Buttetsu, a disciple of Bodhisena from Champa taught a style of dance that featured themes taken from Indian mythology, set to a musical rhythm, common in South Asia, but unknown at the time in Japan.
These dances became known as rinyugaku and were absorbed into the local artistic oeuvre.
Jallian Wala Bagh Tragedy
The massacre at Jallianwala Bagh in Amritsar on April 13, 1919 was a tragedy in the Indian colonial history.
The massacre was executed under the orders of Brigadier Reginald Dyer who was then the General Officer Commanding of the 45th Infantry Brigade at Jullundur (now Jalandhar).
The British government appointed the Hunter Commission to inquire into the happenings.
Actually, Jallianwala Bagh is a public garden in Amritsar, Punjab.
During this time there was wide unrest in the country against Rowlatt Act.
The civilians had assembled to condemn the arrest and deportation of two national leaders, Satya Pal and Saifuddin Kitchlew.
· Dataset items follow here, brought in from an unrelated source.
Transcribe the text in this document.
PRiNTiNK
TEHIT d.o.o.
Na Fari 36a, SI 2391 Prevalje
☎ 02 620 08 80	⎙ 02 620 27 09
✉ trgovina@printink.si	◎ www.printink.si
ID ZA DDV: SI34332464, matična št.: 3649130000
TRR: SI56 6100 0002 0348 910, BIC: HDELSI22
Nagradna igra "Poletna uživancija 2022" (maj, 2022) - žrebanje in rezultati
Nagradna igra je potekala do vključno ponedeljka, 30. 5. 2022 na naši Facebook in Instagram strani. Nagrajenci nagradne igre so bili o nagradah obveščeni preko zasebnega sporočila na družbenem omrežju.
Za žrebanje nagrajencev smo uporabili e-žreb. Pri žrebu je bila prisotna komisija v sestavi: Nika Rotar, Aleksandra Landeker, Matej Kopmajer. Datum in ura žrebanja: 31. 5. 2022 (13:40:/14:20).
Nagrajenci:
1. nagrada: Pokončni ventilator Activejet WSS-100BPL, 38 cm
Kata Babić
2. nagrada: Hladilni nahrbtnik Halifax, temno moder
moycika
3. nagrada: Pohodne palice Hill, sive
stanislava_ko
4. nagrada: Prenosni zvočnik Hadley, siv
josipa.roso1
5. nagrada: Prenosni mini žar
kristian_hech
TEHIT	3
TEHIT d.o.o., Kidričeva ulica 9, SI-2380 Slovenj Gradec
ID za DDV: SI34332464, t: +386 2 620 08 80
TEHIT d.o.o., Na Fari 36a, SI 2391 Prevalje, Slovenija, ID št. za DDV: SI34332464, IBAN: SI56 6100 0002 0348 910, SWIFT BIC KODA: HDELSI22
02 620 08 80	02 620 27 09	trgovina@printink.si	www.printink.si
The ineffective inquiry and the initial accolades for Dyer by the House of Lords fuelled widespread anger, was one of the causes of the Non-cooperation Movement of 1920–22.
Task Force on Shell Companies
The Task Force on Shell Companies takes pro-active and coordinated steps to check the menace of shell companies.
The ‘Task Force’ was set up in February, 2017 by the Prime Minister’s Office under the joint Chairmanship of the Revenue Secretary and Secretary, Ministry of Corporate Affairs.
It has a mandate to check in a systematic way, through a coordinated multi-agency approach, the menace of companies indulging in illegal activities including facilitation of tax evasion and commonly referred to as ‘Shell Companies’.
Department of Financial Services, Central Board of Direct Taxes, Central Board of Exercise Customs, Central Bureau of Investigation, Enforcement Directorate, Serious Fraud Investigation Organization, Financial Intelligence Unit-IND, RBI, SEBI, DG-Central Economic Investigation Bureau are its Members.
The major achievements of the Task Force include the compilation of a database of shell companies by SFIO.